Traders Spy on Oklahoma Hub With Satellites, Sensors and Infrared Cameras
October 2nd, 2012Via: NPR:
The bottleneck of crude stored in Cushing, Okla., has become the country’s “biggest bank vault of oil,” Businessweek’s Matthew Phillips writes. And it’s only getting bigger.
The clog — which is pushing down the price of West Texas Intermediate crude from Oklahoma, creating a gap with its international rival, Brent — is making traders rich.
Information is everything, and traders are using high-tech extremes to extract data about oil storage and flow from the high-security oil hub. Photographers in helicopters?
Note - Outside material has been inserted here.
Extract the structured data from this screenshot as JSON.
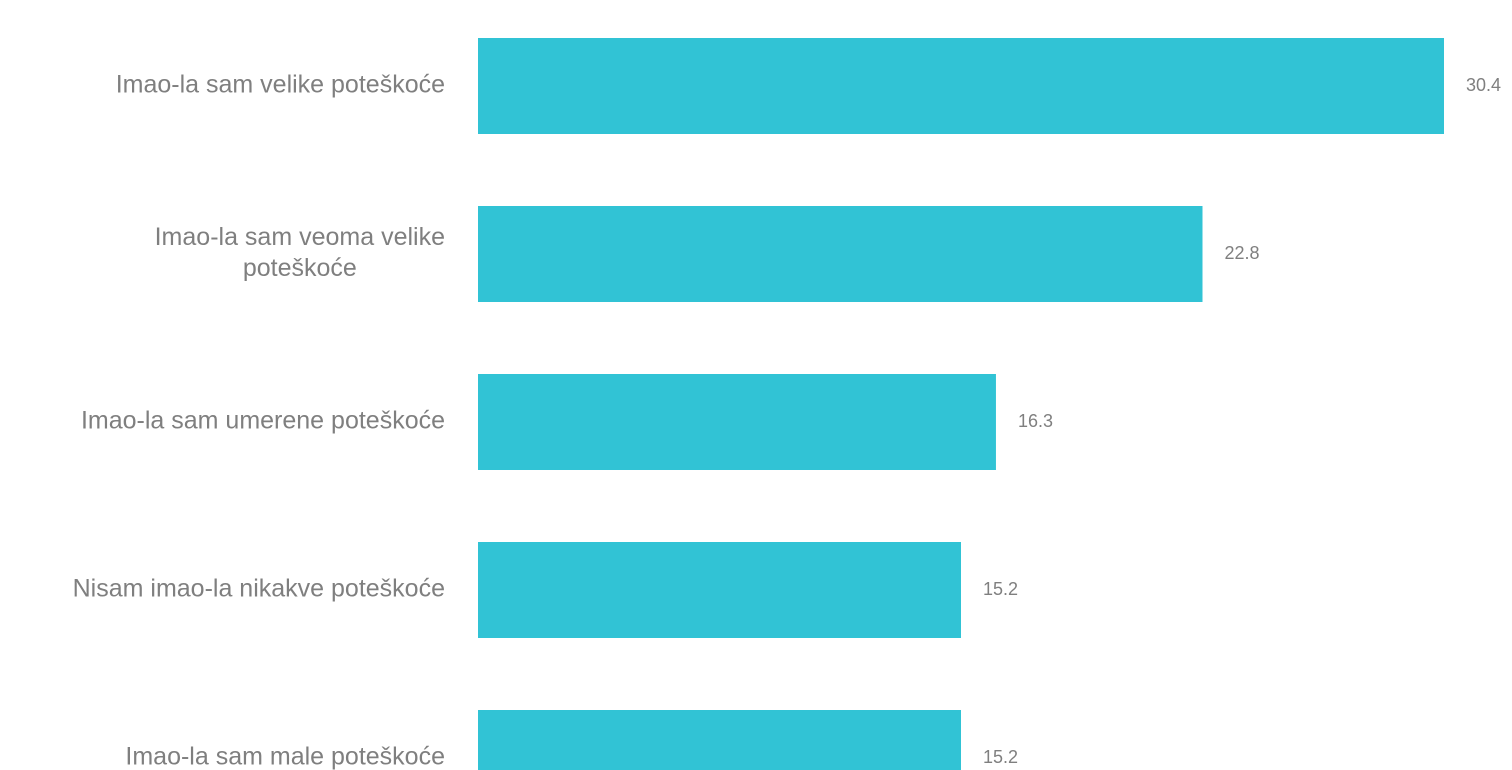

That’s relatively low-level when it comes to these storage tank spy games, Businessweek reports:
Recently, photographers have started using infrared cameras to peer inside the tanks. The difference in heat can often show where the oil line is.
Aerial photography is common. A bird’s-eye view allows analysts to estimate storage levels by calculating the angle of shadows cast by massive tanks’ floating roofs.
And that’s just the beginning.
A private “energy intelligence” company called Genscape is funding much of the high-tech surveillance, reports Businessweek, whose parent company — Bloomberg — also does their own Cushing surveillance by way of twice-weekly satellite flyovers.